When I was in my early twenties, I spent a good percentage of my winter nights at the Crimson Grill in Harvard Square. There was only one thing special about that bar; the beer was OK, the food mediocre, the prices right in line with everything else in town. But they’d play all of my alma mater’s basketball games, and as I was living in a town where I hadn’t gone to college and didn’t know that many people, hanging out with other alumni became important to me.
So every few days between November and March, I would get to the bar about ten minutes before game time, score a seat, order a pitcher and some fried food, and watch sports with people who eventually became, if not friends, friendly acquaintances. I did this for two years, with nothing much interesting to report. We won some games, lost some games, drank some beer.
Then one day in early 2000 Kevin showed up. He was seven or eight years older than me, and I knew him both through college and high school – he had attended the same as I for both. He had founded a company called Student Advantage back in the mid-’90s, a kind of proto – dot com firm that made student ID cards that gave the holder a discount at various businesses.

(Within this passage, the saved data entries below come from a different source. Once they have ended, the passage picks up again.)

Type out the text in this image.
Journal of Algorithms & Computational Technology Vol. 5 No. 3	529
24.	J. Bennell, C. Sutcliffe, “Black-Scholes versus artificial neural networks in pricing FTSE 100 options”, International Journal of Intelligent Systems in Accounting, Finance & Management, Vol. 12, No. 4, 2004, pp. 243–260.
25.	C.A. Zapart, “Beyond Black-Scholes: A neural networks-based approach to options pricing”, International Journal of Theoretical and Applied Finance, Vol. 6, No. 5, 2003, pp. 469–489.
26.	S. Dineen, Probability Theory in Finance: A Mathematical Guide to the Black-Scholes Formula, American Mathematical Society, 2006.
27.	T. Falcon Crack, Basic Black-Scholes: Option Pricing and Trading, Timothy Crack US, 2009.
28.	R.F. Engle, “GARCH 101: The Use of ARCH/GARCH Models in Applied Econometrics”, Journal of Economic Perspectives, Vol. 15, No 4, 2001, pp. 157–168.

To know what businesses gave the discount, you would either see a sticker on the door or – wonder of wonders – you could check a website and see what was in your town. In these days of location-aware smartphones and instant discounts, that’s not that big a deal, but back in the ’90s, it was a revelation. I’d heard through the grapevine that he’d sold his company to another firm that year, and had done quite well.
When he walked up to us, he was dressed in business casual clothes, tall, slender, with a big smile and an engaging way about him. He met the usual crowd, didn’t drink any beer, ate a burger, cheered our team, and took off early when it became apparent that we were going to win the day.
After the game, the bar started to clear out – it was perhaps a Tuesday night – and our waitress didn’t come over with the bill as she usually did. My friend Ernest eventually walked up to her and asked for the check. She walked back over to our table with him.
“Guys,’ she said. “Don’t worry about it. Your skinny friend – the guy who was here – he paid for all your stuff.”
Such a small thing, but…we were all one or two years out of college, with intro jobs and grad school classes and loans that were only getting larger. Kevin was ahead of us in life and success and wealth, and…he put his money to work in a small, nice way.
Kevin died a couple of years ago, far too young. But I’ll always remember his lesson to me.
That, I think, is how to be a good rich dude. Writ large and writ small, know that others have less, and if you can help out, do.